For each entry point parameter selected by the DFSMSCVT macro, the exit routine must provide a label for the entry point, as shown in the following table.

The DFSMSCVT macro parameters listed in the preceding table have the following characteristics:

INIT entry point

Receives control at IMS initialization, immediately after the exit routine is loaded.

TERM entry point

Receives control at IMS termination when IMS is shutting down. The INIT and TERM entry points are not associated with a message.

The next 4 entry points are for the Link Receive (LR) user exit routine:

LRTRAN

Receives control when a message is received on an MSC link, and the destination is a local transaction in the received system.

LRLTERM

Receives control when a message is received on an MSC link, and the destination is a local LTERM in the received system.

LRDIR

Receives control when a direct-routed message is received for the local IMS system. The destination can be an LTERM or a transaction. Direct-routed messages are created by an application program running in a remote MSC system that inserts messages using directed routing (in other words, inserts messages to a PCB MSNAME destination).

LRINT

Receives control for any message received on an intermediate IMS system (in other words, a message received on an MSC link that is destined to another remote MSC system). This includes intermediate messages that are inserted by a remote IMS system using directed routing.
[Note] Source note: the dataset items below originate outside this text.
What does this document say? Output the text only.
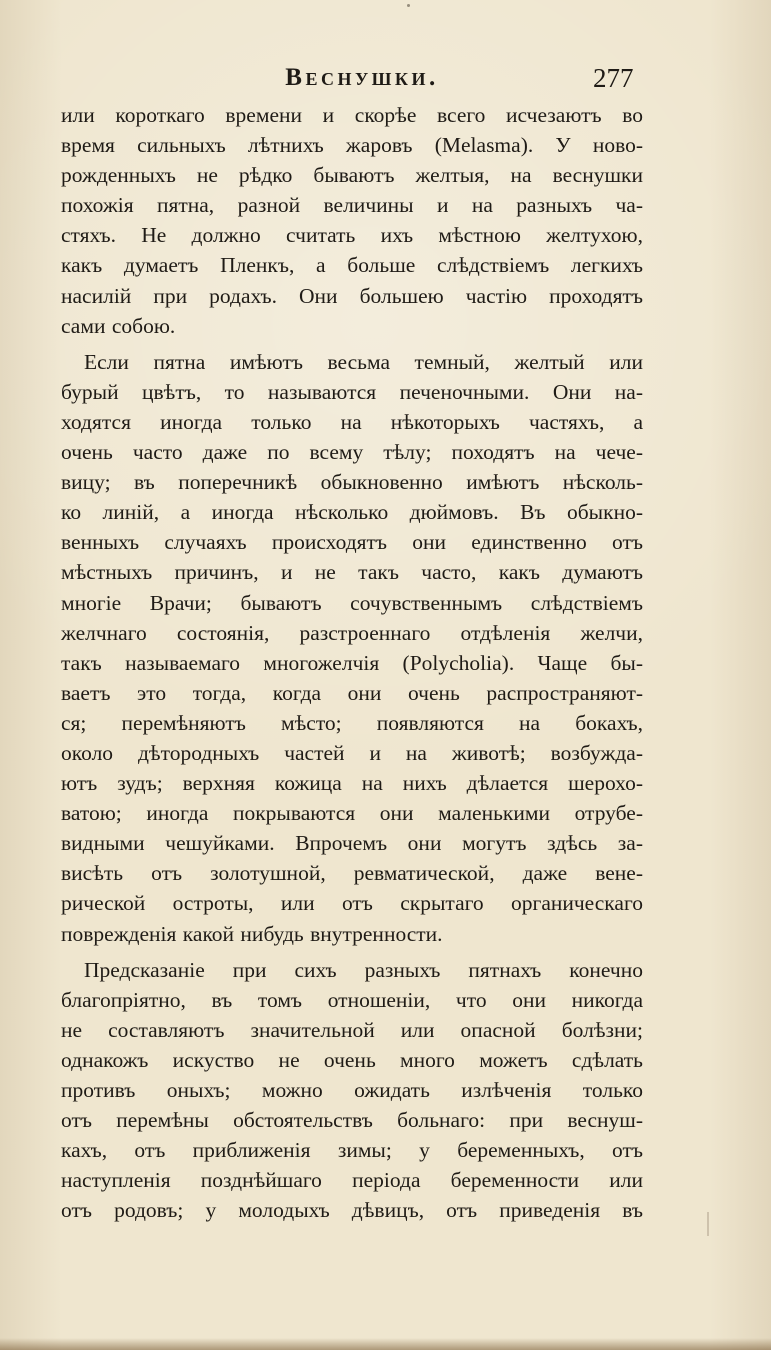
Веснушки.	277
или короткаго времени и скорѣе всего исчезаютъ во
время сильныхъ лѣтнихъ жаровъ (Melasma). У ново-
рожденныхъ не рѣдко бываютъ желтыя, на веснушки
похожія пятна, разной величины и на разныхъ ча-
стяхъ. Не должно считать ихъ мѣстною желтухою,
какъ думаетъ Пленкъ, а больше слѣдствіемъ легкихъ
насилій при родахъ. Они большею частію проходятъ
сами собою.
Если пятна имѣютъ весьма темный, желтый или
бурый цвѣтъ, то называются печеночными. Они на-
ходятся иногда только на нѣкоторыхъ частяхъ, а
очень часто даже по всему тѣлу; походятъ на чече-
вицу; въ поперечникѣ обыкновенно имѣютъ нѣсколь-
ко линій, а иногда нѣсколько дюймовъ. Въ обыкно-
венныхъ случаяхъ происходятъ они единственно отъ
мѣстныхъ причинъ, и не такъ часто, какъ думаютъ
многіе Врачи; бываютъ сочувственнымъ слѣдствіемъ
желчнаго состоянія, разстроеннаго отдѣленія желчи,
такъ называемаго многожелчія (Polycholia). Чаще бы-
ваетъ это тогда, когда они очень распространяют-
ся; перемѣняютъ мѣсто; появляются на бокахъ,
около дѣтородныхъ частей и на животѣ; возбужда-
ютъ зудъ; верхняя кожица на нихъ дѣлается шерохо-
ватою; иногда покрываются они маленькими отрубе-
видными чешуйками. Впрочемъ они могутъ здѣсь за-
висѣть отъ золотушной, ревматической, даже вене-
рической остроты, или отъ скрытаго органическаго
поврежденія какой нибудь внутренности.
Предсказаніе при сихъ разныхъ пятнахъ конечно
благопріятно, въ томъ отношеніи, что они никогда
не составляютъ значительной или опасной болѣзни;
однакожъ искуство не очень много можетъ сдѣлать
противъ оныхъ; можно ожидать излѣченія только
отъ перемѣны обстоятельствъ больнаго: при веснуш-
кахъ, отъ приближенія зимы; у беременныхъ, отъ
наступленія позднѣйшаго періода беременности или
отъ родовъ; у молодыхъ дѣвицъ, отъ приведенія въ
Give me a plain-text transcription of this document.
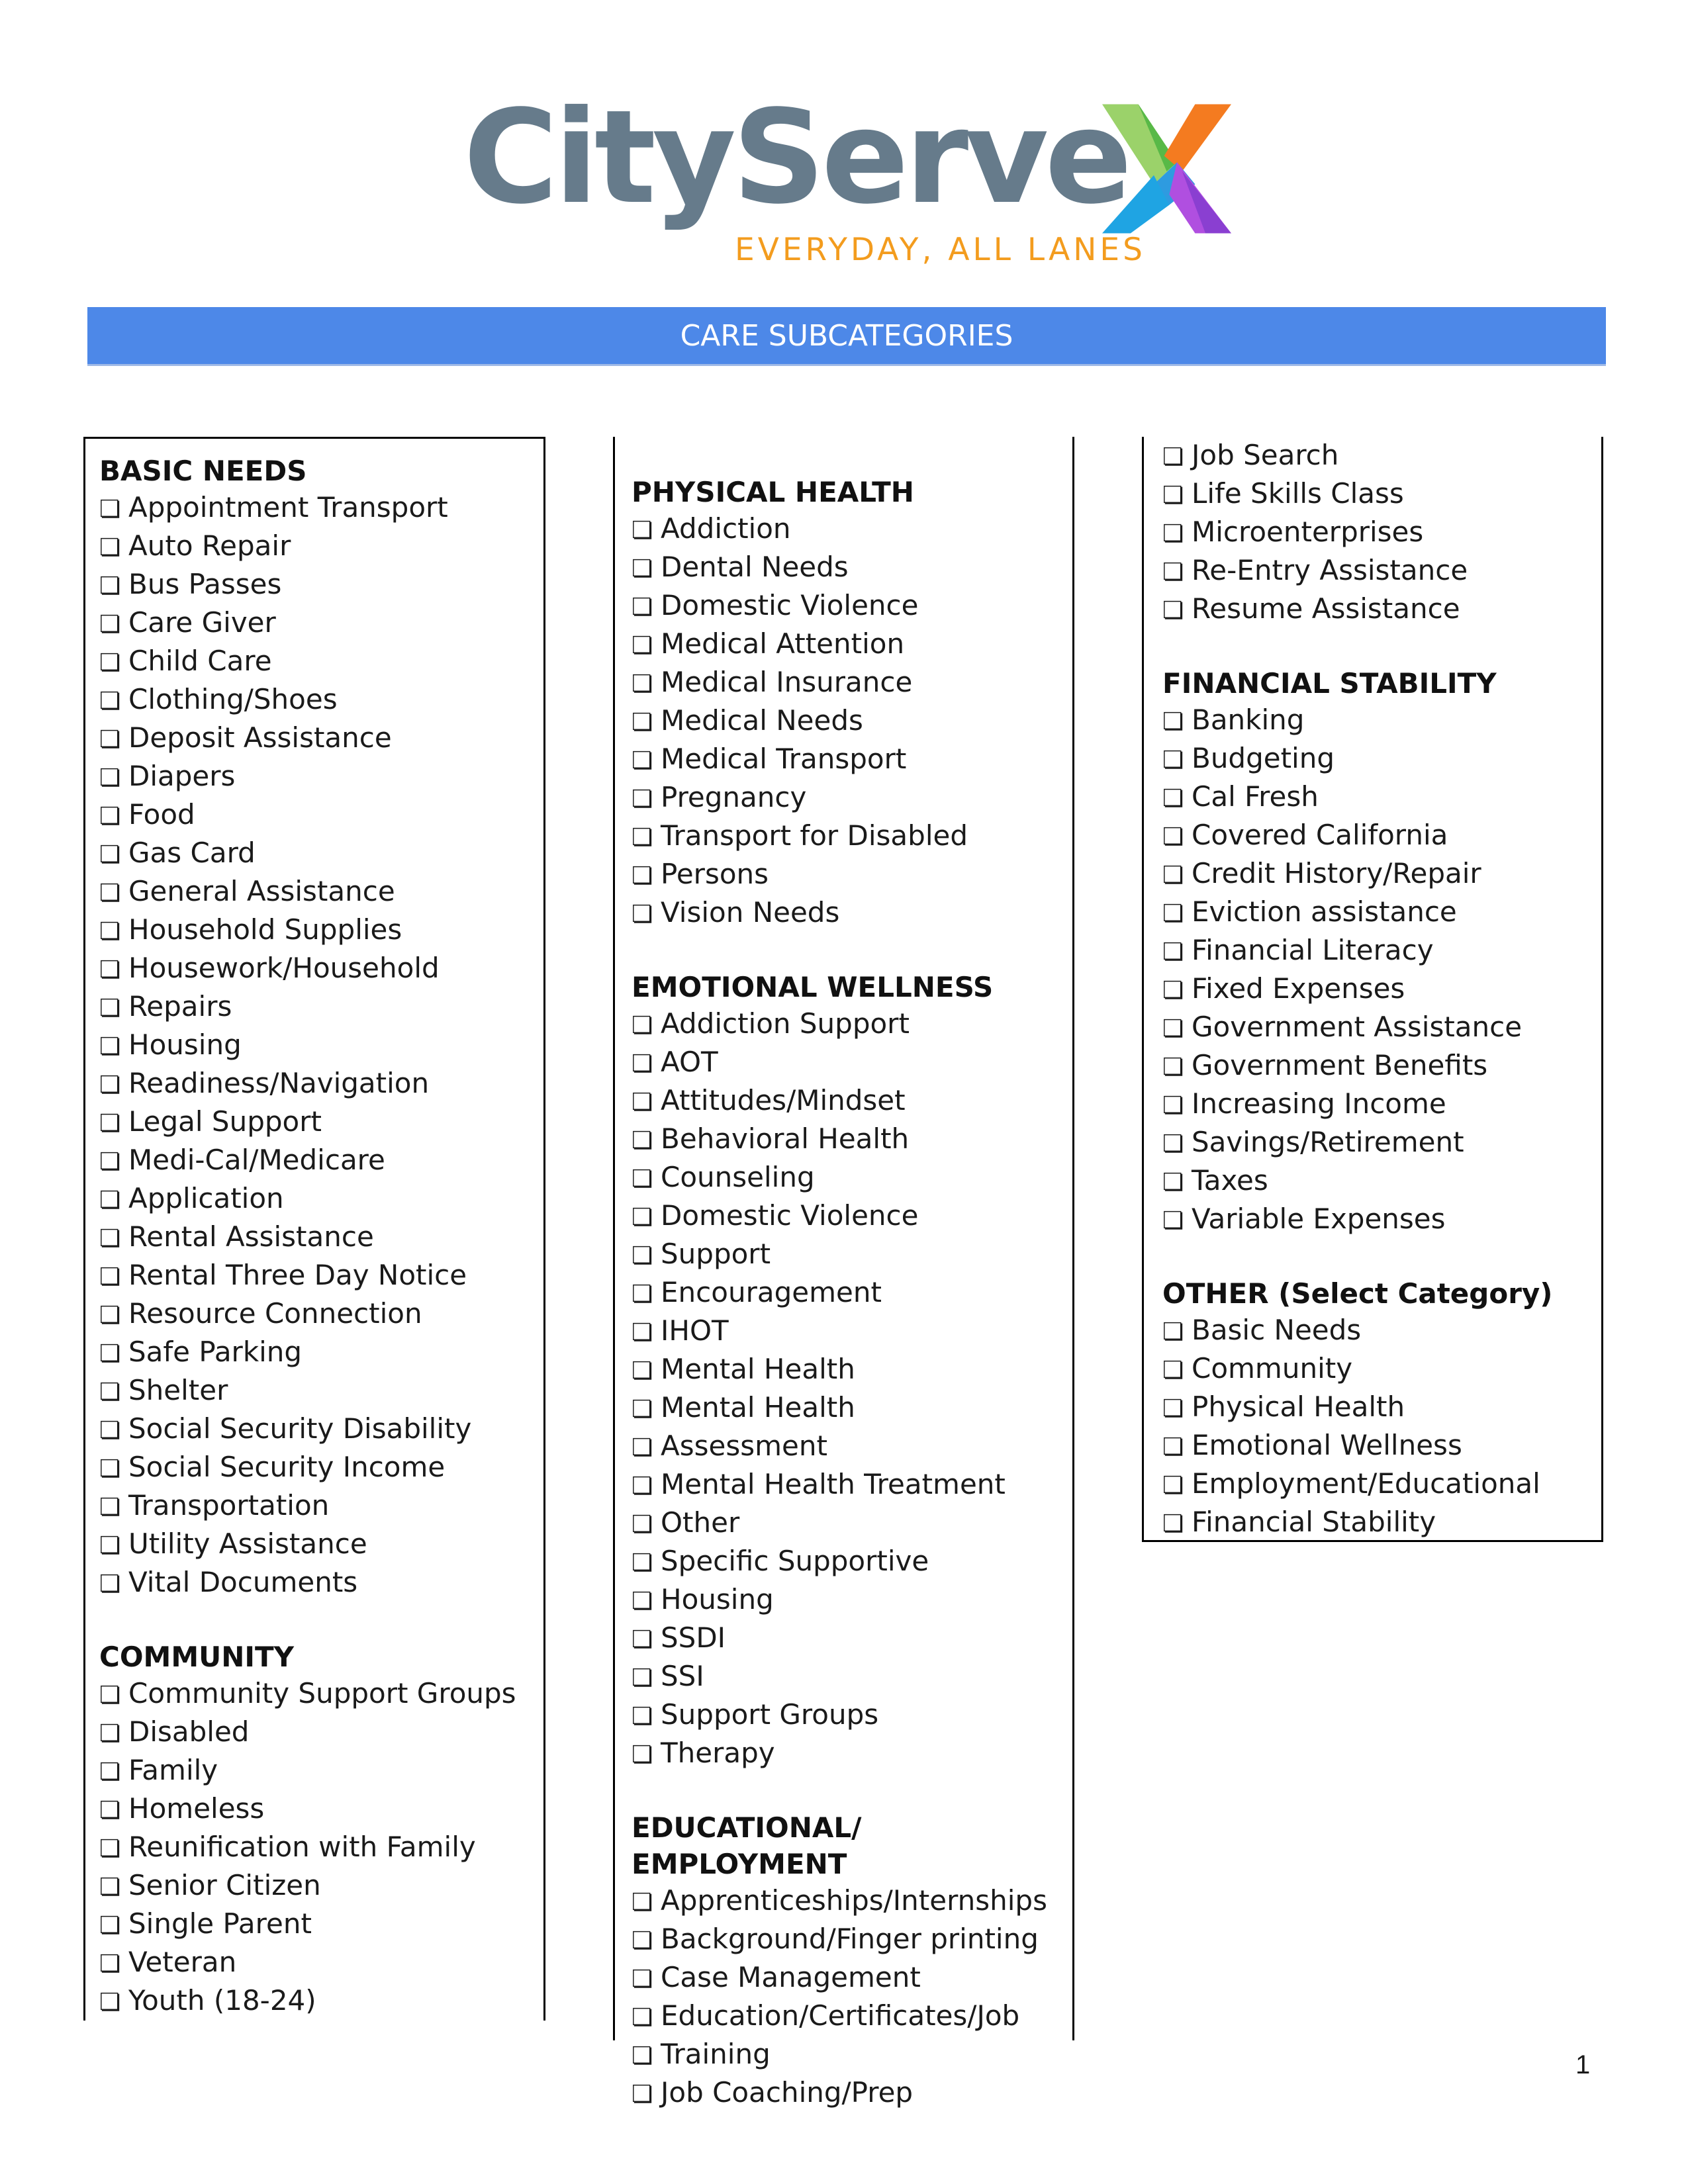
CityServe
EVERYDAY, ALL LANES
CARE SUBCATEGORIES
BASIC NEEDS
❏ Appointment Transport
❏ Auto Repair
❏ Bus Passes
❏ Care Giver
❏ Child Care
❏ Clothing/Shoes
❏ Deposit Assistance
❏ Diapers
❏ Food
❏ Gas Card
❏ General Assistance
❏ Household Supplies
❏ Housework/Household
❏ Repairs
❏ Housing
❏ Readiness/Navigation
❏ Legal Support
❏ Medi-Cal/Medicare
❏ Application
❏ Rental Assistance
❏ Rental Three Day Notice
❏ Resource Connection
❏ Safe Parking
❏ Shelter
❏ Social Security Disability
❏ Social Security Income
❏ Transportation
❏ Utility Assistance
❏ Vital Documents
COMMUNITY
❏ Community Support Groups
❏ Disabled
❏ Family
❏ Homeless
❏ Reunification with Family
❏ Senior Citizen
❏ Single Parent
❏ Veteran
❏ Youth (18-24)
PHYSICAL HEALTH
❏ Addiction
❏ Dental Needs
❏ Domestic Violence
❏ Medical Attention
❏ Medical Insurance
❏ Medical Needs
❏ Medical Transport
❏ Pregnancy
❏ Transport for Disabled
❏ Persons
❏ Vision Needs
EMOTIONAL WELLNESS
❏ Addiction Support
❏ AOT
❏ Attitudes/Mindset
❏ Behavioral Health
❏ Counseling
❏ Domestic Violence
❏ Support
❏ Encouragement
❏ IHOT
❏ Mental Health
❏ Mental Health
❏ Assessment
❏ Mental Health Treatment
❏ Other
❏ Specific Supportive
❏ Housing
❏ SSDI
❏ SSI
❏ Support Groups
❏ Therapy
EDUCATIONAL/
EMPLOYMENT
❏ Apprenticeships/Internships
❏ Background/Finger printing
❏ Case Management
❏ Education/Certificates/Job
❏ Training
❏ Job Coaching/Prep
❏ Job Search
❏ Life Skills Class
❏ Microenterprises
❏ Re-Entry Assistance
❏ Resume Assistance
FINANCIAL STABILITY
❏ Banking
❏ Budgeting
❏ Cal Fresh
❏ Covered California
❏ Credit History/Repair
❏ Eviction assistance
❏ Financial Literacy
❏ Fixed Expenses
❏ Government Assistance
❏ Government Benefits
❏ Increasing Income
❏ Savings/Retirement
❏ Taxes
❏ Variable Expenses
OTHER (Select Category)
❏ Basic Needs
❏ Community
❏ Physical Health
❏ Emotional Wellness
❏ Employment/Educational
❏ Financial Stability
1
The next 2 entry points are for the Program Routing (PR) user exit routine:

PRCHNG

Receives control when an application program issues a CHNG call to a modifiable PCB.

PRISRT

Receives control when an application program issues the first ISRT call (first segment) to a modifiable PCB, non-modifiable PCB, or I/O PCB.

PRGU

Receives control when an application program issues a GU call to a I/O PCB. The exit may request or update a user prefix but no message routing is supported.

Using user prefixes

Messages contain a variety of prefixes that IMS uses to route and process the message. These prefixes are mapped by the QLOGMSGP macro, and are in front of the message, before the user data segments. These prefixes are for internal IMS use. DFSMSCE0 can add a user prefix to this message. This prefix is mapped by the DFSMSCUP macro. The exit routine can build this prefix in one of two ways:

• Test the field MSCEUPR in DFSMSCEP for zero to see if a user prefix already exists. If not obtained (zero), build a prefix in the 512–byte work area by addressing some area in the work area that is large enough to hold the prefix. Set bytes 0 and 1 to the prefix length (5 to 512 bytes), storing the address back in MSCEUPR. The exit routine can then alter the user data portion of the prefix (bytes 4 to 512). When the exit routine returns control to IMS, IMS sets the prefix code (byte 2 = 8E) and the reserved flag (byte 3) and copies the prefix to the message.
• Test the field MSCEUPR in DFSMSCEP for zero to see if a user prefix already exists. If not obtained (zero), set flag MSCE2UPR=1 and field MSCEUPRL to the length of the requested prefix (5 to 512 bytes) and return to IMS. IMS obtains storage that is large enough for the user prefix and stores the address in MSCEUPR, resets flag MSCE2UPR, and returns control to the exit routine. The exit routine can then alter the user data portion of the prefix (bytes 4 to 512). When the exit routine returns control to IMS, IMS sets the prefix code (byte 2 = 8E) and the reserved flag (byte 3) and copies the prefix to the message, and then frees the original prefix storage.